Others maybe shocked to hear that Sydney is now showing signs of real estate weakness, but I am unsure why. For some reason property bulls seem to have got it in their heads that even if everyone else has left the market investors can keep it going by themselves. They seem to be of the belief that this is a choice that investors can make, and if they don’t sell then prices will not fall.
But that line of thinking has a big problem. For a large number of property investors those properties are their retirement fund. As the Unconventional Economist mentioned in a post back in February.
Despite representing only 25% of Australia’s population, the Baby Boomers collectively hold 45% of owner-occupied dwellings and 51% of other dwellings (i.e. investment properties and holiday homes). However, since the older Boomer cohort (55-64 year-olds) are relatively small (accounting for 11% of the population), they hold a smaller (20%) share of Australia’s housing assets. By contrast, the younger Boomers (45-54 year-olds) hold 26% of the housing assets, reflecting their larger (14%) share of the population.
But that first 11% have a problem. I will let news.com.au explain what it is.
Rising living costs also are worrying employed people nearing retirement.
Big super fund First State Super reported last month that 70 per cent of its members approaching retirement are concerned about their future.
Perhaps because average superannuation payouts on retirement are woefully inadequate — $63,000 for women and $136,000 for men.
Millions of Australians have hardly any superannuation at all.
The National Centre for Social and Economic Modelling says half of all women between 45 and 59 have less than $8000.
Many super funds and financial advisers say $750,000 to $1 million is required to fund a modest or comfortable lifestyle in retirement.
The latest Westpac ASFA Retirement Standard Index says a couple looking for a comfortable retirement need $53,729 a year, while those seeking a modest lifestyle need $30,557 a year.
Financial counsellors have quick rules of thumb to work out what a retiree needs — multiply the annual income you want in retirement by 17 if retiring about age 55, multiply by 15 for a retirement age of 60, and by 13 if you are going to work until 65.
Many people approaching retirement are not making the extra contributions they need to ensure a healthy super balance.

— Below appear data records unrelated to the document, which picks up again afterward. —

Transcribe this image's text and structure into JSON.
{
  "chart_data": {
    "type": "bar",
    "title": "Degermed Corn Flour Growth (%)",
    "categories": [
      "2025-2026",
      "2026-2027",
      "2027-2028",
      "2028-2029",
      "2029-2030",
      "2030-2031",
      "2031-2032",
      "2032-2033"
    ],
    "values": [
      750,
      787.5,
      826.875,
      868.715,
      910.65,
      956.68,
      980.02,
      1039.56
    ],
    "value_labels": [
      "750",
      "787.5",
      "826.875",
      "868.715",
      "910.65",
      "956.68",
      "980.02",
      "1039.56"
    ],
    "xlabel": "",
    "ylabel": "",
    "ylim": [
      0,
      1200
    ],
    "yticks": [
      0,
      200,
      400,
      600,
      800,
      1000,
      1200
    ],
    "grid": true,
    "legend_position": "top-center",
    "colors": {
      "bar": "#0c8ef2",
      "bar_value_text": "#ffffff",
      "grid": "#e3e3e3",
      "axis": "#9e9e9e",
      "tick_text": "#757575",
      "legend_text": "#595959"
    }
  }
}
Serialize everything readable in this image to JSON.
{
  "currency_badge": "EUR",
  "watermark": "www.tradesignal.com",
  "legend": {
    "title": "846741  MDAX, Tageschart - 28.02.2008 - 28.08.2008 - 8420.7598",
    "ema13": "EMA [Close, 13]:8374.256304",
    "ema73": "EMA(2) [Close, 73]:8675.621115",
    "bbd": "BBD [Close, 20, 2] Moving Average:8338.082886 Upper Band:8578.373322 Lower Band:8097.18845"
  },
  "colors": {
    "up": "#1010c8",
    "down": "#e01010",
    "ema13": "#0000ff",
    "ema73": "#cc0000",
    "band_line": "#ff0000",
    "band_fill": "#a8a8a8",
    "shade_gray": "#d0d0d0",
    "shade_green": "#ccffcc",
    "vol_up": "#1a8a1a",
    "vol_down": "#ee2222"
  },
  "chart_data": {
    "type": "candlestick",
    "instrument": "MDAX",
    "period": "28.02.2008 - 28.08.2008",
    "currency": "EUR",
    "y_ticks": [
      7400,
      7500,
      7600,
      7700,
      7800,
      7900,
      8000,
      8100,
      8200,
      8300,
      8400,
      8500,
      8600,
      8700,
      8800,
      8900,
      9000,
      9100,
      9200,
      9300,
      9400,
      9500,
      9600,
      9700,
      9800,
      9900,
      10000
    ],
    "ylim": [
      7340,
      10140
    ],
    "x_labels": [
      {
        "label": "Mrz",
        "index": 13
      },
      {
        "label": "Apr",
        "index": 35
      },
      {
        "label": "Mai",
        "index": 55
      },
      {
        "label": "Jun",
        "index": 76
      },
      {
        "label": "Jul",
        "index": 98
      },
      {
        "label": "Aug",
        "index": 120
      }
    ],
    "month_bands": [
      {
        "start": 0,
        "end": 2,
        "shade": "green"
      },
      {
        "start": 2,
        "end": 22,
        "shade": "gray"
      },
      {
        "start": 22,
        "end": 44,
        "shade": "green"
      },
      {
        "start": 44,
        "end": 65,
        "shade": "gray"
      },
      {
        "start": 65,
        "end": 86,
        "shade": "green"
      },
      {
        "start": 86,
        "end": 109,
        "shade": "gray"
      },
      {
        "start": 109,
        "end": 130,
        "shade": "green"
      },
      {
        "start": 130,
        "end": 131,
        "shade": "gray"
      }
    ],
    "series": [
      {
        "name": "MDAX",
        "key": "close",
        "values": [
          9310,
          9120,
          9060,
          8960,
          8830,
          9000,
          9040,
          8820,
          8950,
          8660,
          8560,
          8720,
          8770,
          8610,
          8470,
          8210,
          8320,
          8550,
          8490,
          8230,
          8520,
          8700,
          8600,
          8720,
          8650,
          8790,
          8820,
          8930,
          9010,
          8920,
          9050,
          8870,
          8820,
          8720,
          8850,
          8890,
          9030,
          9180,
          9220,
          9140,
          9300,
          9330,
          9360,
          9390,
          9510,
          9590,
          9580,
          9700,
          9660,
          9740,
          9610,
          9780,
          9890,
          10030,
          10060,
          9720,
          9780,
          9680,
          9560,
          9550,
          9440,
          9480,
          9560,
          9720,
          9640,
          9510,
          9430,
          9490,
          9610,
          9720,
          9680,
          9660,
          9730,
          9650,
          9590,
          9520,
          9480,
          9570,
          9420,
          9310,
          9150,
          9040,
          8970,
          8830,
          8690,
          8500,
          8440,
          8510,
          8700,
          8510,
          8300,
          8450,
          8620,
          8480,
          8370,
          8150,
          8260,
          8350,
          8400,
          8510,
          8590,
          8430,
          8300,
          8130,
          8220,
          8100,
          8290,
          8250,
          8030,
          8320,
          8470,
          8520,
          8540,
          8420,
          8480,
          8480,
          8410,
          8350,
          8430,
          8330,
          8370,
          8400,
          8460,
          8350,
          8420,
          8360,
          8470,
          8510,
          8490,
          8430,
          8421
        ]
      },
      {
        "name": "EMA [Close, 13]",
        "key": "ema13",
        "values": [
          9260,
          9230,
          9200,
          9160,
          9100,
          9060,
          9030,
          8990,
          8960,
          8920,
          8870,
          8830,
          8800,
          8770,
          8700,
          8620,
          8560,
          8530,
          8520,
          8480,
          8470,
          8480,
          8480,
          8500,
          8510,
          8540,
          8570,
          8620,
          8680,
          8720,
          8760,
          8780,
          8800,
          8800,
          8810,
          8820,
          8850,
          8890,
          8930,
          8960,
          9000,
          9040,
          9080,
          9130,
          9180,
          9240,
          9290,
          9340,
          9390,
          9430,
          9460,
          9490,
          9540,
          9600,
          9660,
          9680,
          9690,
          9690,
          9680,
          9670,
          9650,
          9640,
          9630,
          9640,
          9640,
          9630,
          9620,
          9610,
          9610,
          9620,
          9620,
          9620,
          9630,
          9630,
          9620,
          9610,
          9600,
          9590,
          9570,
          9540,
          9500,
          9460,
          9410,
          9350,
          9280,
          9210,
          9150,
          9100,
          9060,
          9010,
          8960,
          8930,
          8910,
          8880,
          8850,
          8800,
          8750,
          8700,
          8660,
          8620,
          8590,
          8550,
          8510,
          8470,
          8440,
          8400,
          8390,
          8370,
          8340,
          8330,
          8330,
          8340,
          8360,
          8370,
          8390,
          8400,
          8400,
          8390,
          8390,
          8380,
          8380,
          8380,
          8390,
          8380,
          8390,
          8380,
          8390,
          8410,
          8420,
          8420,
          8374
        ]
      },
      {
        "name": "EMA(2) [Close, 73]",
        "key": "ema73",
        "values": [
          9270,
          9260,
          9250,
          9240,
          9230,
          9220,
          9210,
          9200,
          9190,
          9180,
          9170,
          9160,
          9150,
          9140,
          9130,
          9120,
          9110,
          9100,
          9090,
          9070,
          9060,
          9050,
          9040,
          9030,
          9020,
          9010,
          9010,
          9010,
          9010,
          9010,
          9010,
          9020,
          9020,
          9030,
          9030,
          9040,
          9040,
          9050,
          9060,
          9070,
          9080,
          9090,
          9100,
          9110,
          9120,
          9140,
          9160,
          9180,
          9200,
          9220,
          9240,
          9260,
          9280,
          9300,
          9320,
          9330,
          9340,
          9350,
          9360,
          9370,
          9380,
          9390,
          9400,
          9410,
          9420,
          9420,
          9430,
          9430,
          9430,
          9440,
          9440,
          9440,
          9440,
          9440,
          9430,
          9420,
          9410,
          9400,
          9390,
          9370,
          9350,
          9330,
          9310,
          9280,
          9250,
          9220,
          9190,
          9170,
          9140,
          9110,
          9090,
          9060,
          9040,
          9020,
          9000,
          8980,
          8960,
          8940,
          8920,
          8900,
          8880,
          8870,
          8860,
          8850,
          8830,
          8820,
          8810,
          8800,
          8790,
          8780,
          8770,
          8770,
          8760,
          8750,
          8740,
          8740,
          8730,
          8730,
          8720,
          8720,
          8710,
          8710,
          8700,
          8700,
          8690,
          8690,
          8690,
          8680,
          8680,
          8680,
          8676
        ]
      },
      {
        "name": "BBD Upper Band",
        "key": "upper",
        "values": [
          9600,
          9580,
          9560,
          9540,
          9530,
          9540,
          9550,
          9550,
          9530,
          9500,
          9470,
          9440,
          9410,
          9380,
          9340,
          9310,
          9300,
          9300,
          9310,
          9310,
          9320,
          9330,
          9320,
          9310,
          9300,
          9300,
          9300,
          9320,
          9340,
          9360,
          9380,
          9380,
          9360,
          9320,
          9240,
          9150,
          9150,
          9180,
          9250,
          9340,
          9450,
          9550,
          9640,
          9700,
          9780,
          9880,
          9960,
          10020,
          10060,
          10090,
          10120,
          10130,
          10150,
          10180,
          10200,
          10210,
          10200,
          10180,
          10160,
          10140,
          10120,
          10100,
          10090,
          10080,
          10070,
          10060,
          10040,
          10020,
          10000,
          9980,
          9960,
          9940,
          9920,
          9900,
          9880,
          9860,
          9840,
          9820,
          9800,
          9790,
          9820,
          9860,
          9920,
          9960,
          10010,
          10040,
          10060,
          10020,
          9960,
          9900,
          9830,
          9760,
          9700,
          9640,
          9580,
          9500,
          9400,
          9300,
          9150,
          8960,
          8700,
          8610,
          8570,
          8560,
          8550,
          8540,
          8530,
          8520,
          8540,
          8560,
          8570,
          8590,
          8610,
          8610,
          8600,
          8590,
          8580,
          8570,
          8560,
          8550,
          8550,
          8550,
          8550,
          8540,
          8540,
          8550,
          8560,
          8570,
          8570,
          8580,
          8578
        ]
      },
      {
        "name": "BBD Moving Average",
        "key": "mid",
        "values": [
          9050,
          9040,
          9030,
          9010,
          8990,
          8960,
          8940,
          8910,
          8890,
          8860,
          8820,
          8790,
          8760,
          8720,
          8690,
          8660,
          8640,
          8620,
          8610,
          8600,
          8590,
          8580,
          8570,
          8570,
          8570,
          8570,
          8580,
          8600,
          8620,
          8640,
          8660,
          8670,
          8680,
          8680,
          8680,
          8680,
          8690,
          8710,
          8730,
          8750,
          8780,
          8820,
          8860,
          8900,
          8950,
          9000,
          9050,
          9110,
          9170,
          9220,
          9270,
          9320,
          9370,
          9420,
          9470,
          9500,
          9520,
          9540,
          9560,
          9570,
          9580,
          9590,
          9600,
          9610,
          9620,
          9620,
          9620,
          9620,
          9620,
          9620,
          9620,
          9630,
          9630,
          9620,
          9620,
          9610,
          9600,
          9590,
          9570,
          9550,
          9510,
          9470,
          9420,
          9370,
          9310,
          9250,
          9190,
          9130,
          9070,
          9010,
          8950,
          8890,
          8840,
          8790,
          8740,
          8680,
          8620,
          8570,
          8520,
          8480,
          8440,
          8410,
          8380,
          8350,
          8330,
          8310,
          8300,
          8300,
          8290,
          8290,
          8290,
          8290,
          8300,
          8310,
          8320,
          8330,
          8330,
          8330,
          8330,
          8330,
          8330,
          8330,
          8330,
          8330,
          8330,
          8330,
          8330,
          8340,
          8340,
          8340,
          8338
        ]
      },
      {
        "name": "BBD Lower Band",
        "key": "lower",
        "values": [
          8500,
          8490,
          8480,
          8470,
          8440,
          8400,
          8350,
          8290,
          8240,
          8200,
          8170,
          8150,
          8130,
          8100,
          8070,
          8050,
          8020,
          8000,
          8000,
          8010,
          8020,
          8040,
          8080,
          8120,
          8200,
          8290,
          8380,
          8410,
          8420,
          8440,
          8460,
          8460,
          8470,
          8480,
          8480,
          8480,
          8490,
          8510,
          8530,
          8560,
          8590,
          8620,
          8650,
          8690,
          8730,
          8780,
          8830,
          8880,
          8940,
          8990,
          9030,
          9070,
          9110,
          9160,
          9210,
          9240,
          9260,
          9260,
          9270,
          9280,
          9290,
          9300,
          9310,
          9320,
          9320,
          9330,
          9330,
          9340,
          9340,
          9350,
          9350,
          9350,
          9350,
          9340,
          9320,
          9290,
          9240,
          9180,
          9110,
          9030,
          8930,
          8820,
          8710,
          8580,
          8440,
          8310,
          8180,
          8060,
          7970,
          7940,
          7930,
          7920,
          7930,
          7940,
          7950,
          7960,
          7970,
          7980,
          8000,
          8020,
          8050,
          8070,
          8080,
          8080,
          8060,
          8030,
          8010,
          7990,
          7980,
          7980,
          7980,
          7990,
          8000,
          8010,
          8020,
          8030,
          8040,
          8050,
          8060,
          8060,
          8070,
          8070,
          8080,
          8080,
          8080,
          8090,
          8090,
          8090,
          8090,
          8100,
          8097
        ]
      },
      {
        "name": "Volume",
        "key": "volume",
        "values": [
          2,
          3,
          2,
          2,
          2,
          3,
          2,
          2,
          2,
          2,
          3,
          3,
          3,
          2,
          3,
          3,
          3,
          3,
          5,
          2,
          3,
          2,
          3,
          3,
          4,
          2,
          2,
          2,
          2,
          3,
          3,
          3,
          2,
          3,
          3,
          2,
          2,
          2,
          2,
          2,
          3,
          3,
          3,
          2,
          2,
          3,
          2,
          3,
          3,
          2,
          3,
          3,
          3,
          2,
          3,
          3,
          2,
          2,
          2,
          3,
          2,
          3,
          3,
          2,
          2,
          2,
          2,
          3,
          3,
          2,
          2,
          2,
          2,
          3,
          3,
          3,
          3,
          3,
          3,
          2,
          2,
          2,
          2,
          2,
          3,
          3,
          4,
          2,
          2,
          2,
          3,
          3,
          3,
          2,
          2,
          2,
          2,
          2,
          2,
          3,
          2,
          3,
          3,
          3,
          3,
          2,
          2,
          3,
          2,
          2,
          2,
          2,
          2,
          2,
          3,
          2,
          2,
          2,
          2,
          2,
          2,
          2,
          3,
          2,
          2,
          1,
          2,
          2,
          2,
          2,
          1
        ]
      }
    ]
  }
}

Quite simply real estate (and in a smaller proportion equities) is the superannuation of 55+ baby boomers. The reason they own so many properties is because they own so little of anything else. For this cohort there is little choice to sell or not. If they want to have a decent retirement they need to unload their portfolio.
This starts now!
In my opinion the reason we are seeing increasing numbers of properties on the market is the beginning of this dynamic, and therefore if you are waiting for the number of houses on the market to fall you are going to be disappointed until at least 2021.
I never offer advice, but if I was 55, hoping to retire in the next decade and I owned property then I would seriously be considering the consequences of the decade of boomers ahead of me on my property portfolio’s value.
To everyone else….. well you can make up your own minds.